Bug #55906 Read errors in MGMAPI caused by interrupted 'poll'
Submitted: 11 Aug 2010 8:30 Modified: 12 Aug 2010 7:36
Reporter: Magnus Blåudd Email Updates:
Status: Closed Impact on me:
None 
Category:MySQL Cluster: Cluster (NDB) storage engine Severity:S2 (Serious)
Version:6.3.35 OS:Any
Assigned to: Magnus Blåudd CPU Architecture:Any

[11 Aug 2010 8:30] Magnus Blåudd
Description:
The 'poll' and 'select' calls made by the MGM API are not interrupt safe. I.e a signal caught by the process while waiting for an event on socket(s) will return error -1 with "errno" set to EINTR.

This problem mainly causes problems in the MGM API, for example the functions 'ndb_mgm_logevent_get_next' and 'ndb_mgm_get_status2' will return read errors.
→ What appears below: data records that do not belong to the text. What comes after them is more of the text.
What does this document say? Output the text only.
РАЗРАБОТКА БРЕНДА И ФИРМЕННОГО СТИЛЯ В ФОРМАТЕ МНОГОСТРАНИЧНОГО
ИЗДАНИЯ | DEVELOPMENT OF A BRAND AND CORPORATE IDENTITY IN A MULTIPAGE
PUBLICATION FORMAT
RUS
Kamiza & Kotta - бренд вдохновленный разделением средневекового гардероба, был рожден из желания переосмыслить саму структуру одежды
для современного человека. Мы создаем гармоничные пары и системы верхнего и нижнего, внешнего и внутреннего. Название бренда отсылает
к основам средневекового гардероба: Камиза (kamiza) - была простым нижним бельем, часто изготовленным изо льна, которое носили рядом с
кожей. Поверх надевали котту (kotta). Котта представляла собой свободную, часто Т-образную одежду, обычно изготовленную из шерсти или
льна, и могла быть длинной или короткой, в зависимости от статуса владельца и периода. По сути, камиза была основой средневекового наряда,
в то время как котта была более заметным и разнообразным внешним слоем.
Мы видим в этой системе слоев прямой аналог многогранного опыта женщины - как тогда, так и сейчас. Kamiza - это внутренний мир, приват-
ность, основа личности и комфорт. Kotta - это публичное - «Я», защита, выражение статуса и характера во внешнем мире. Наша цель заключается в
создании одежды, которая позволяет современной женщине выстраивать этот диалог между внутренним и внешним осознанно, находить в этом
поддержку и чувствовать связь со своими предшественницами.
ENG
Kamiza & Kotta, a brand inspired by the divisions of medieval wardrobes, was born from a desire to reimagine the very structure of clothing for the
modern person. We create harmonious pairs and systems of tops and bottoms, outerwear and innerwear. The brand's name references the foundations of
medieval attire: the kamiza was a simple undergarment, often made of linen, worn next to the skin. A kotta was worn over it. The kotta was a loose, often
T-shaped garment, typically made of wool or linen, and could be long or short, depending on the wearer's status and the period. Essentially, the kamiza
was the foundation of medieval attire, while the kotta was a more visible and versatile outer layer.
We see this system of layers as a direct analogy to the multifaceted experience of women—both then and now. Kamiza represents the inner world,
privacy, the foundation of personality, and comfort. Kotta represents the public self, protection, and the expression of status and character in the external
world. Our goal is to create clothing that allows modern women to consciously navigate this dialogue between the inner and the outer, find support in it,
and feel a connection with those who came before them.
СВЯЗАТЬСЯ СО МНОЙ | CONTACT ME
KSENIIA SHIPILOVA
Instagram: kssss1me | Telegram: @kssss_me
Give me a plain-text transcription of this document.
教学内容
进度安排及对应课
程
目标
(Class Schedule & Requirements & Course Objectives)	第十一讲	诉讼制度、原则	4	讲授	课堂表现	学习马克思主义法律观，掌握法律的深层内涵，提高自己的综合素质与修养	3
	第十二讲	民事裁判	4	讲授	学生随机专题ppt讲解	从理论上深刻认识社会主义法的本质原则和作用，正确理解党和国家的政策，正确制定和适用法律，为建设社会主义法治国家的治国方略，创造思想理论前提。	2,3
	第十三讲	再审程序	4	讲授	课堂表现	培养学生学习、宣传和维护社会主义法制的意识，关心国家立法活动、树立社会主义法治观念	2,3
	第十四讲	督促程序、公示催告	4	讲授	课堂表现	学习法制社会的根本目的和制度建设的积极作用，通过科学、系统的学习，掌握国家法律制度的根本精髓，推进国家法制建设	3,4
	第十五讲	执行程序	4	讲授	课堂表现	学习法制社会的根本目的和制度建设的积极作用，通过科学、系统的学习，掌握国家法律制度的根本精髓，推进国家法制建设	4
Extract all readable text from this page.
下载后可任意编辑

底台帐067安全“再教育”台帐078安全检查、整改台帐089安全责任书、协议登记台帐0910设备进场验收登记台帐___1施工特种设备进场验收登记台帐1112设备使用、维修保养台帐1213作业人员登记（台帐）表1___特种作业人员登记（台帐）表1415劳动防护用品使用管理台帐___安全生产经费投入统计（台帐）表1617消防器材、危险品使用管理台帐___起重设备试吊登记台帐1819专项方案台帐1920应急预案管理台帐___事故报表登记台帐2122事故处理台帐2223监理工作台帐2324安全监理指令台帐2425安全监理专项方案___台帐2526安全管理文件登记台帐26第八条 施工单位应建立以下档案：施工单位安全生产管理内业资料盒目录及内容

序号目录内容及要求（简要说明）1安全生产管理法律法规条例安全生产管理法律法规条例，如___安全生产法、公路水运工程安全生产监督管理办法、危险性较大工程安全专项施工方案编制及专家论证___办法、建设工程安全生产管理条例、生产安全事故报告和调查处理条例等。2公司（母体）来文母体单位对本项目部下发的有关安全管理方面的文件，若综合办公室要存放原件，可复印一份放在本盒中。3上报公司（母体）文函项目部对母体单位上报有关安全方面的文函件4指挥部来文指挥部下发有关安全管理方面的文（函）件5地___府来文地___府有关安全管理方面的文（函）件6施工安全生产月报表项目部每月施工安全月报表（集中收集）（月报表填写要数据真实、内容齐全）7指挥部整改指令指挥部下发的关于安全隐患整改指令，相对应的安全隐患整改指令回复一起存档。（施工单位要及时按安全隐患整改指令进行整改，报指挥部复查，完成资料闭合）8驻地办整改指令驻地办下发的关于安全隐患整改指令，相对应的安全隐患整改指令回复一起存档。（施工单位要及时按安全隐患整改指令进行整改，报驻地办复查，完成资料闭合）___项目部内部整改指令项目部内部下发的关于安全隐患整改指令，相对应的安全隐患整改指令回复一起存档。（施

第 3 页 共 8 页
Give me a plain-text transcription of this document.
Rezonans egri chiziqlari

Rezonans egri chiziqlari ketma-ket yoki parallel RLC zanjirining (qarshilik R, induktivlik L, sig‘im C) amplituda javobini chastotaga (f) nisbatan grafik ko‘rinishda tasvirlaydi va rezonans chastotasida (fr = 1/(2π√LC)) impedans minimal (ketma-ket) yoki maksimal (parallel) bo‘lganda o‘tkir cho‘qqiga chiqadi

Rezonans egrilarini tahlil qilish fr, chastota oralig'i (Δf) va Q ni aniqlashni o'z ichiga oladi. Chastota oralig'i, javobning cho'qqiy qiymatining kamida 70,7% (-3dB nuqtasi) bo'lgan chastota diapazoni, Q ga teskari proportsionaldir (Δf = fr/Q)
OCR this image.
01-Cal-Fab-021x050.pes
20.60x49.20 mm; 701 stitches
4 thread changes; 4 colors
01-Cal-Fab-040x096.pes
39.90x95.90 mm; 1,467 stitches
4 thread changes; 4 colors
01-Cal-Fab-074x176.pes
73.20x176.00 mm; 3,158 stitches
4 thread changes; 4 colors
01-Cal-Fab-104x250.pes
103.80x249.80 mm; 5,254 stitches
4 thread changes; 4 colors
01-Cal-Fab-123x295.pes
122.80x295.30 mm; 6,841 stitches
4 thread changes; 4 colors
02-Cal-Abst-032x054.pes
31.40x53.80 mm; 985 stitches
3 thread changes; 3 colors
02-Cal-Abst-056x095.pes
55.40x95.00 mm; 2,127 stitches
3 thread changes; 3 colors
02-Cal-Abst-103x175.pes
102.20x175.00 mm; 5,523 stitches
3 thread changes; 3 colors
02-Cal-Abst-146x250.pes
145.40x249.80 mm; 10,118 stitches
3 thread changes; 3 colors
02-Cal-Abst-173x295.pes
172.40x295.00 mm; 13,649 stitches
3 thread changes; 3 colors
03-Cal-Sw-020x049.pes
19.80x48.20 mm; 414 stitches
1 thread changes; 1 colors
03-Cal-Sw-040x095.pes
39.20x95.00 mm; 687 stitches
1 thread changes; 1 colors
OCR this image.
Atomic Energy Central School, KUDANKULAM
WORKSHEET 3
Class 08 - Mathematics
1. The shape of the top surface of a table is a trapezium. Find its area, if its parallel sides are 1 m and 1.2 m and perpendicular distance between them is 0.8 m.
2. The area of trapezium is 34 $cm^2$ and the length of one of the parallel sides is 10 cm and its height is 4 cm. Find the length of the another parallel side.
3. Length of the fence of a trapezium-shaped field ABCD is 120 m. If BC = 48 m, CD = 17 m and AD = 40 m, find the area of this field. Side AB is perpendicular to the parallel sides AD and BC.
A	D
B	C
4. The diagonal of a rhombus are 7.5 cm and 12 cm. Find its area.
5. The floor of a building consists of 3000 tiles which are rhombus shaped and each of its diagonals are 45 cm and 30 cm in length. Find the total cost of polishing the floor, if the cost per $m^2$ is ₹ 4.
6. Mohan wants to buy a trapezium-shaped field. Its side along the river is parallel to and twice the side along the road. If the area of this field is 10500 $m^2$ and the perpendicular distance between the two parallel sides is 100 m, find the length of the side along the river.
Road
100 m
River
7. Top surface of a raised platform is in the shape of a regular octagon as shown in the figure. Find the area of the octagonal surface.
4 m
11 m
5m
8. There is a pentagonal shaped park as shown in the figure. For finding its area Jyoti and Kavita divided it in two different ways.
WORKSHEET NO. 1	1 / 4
Other functions in the MGM API are also affected but since they are not spending as much time waiting on socket events the problems are not as noticable there.

The connections between nodes in the cluster are not affected since they are already handling interrupted waits in their send/receive loop.

How to repeat:
Add a signal handler catching SIGUSR1 to for example tools/ndb_waiter or test/tools/eventlog and while running the program send SIGUSR1 in a loop like "while killall -USR1 eventlog; do true; done"

Suggested fix:
Make the 'ndb_socket_poller::poll' function EINTR safe and rename the old 'poll' function to 'poll_unsafe' allowing the parts of NDB that does not need EINTR safe funtion to use that directly.
[11 Aug 2010 10:00] Bugs System
A patch for this bug has been committed. After review, it may
be pushed to the relevant source trees for release in the next
version. You can access the patch from:

  http://lists.mysql.com/commits/115470
[11 Aug 2010 10:34] Bugs System
Pushed into mysql-5.1-telco-6.3 5.1.47-ndb-6.3.36 (revid:magnus.blaudd@sun.com-20100811102329-py9ckwovrs2s5ul9) (version source revid:magnus.blaudd@sun.com-20100811102329-py9ckwovrs2s5ul9) (merge vers: 5.1.47-ndb-6.3.36) (pib:20)
[11 Aug 2010 10:34] Bugs System
Pushed into mysql-5.1-telco-7.0 5.1.47-ndb-7.0.17 (revid:magnus.blaudd@sun.com-20100811102805-eg380653qn5t7wd7) (version source revid:magnus.blaudd@sun.com-20100811102615-u0mpv7hm9z81xseo) (merge vers: 5.1.47-ndb-7.0.17) (pib:20)
[11 Aug 2010 11:25] Magnus Blåudd
Pushed to 6.3.36, 7.0.17 and 7.1.6
[12 Aug 2010 7:36] Jon Stephens
Documented in the NDB-6.3.36, 7.0.17, and 7.1.6 changelogs, as follows:

        The poll and select calls made by the MGM API were not
        interrupt-safe; that is, a signal caught by the process while
        waiting for an event on one or more sockets returned error -1
        with errno set to EINTR. This caused problems with MGM API
        functions such as ndb_mgm_logevent_get_next() and
        ndb_mgm_get_status2().

        To fix this problem, the internal ndb_socket_poller::poll()
        function has been made EINTR safe.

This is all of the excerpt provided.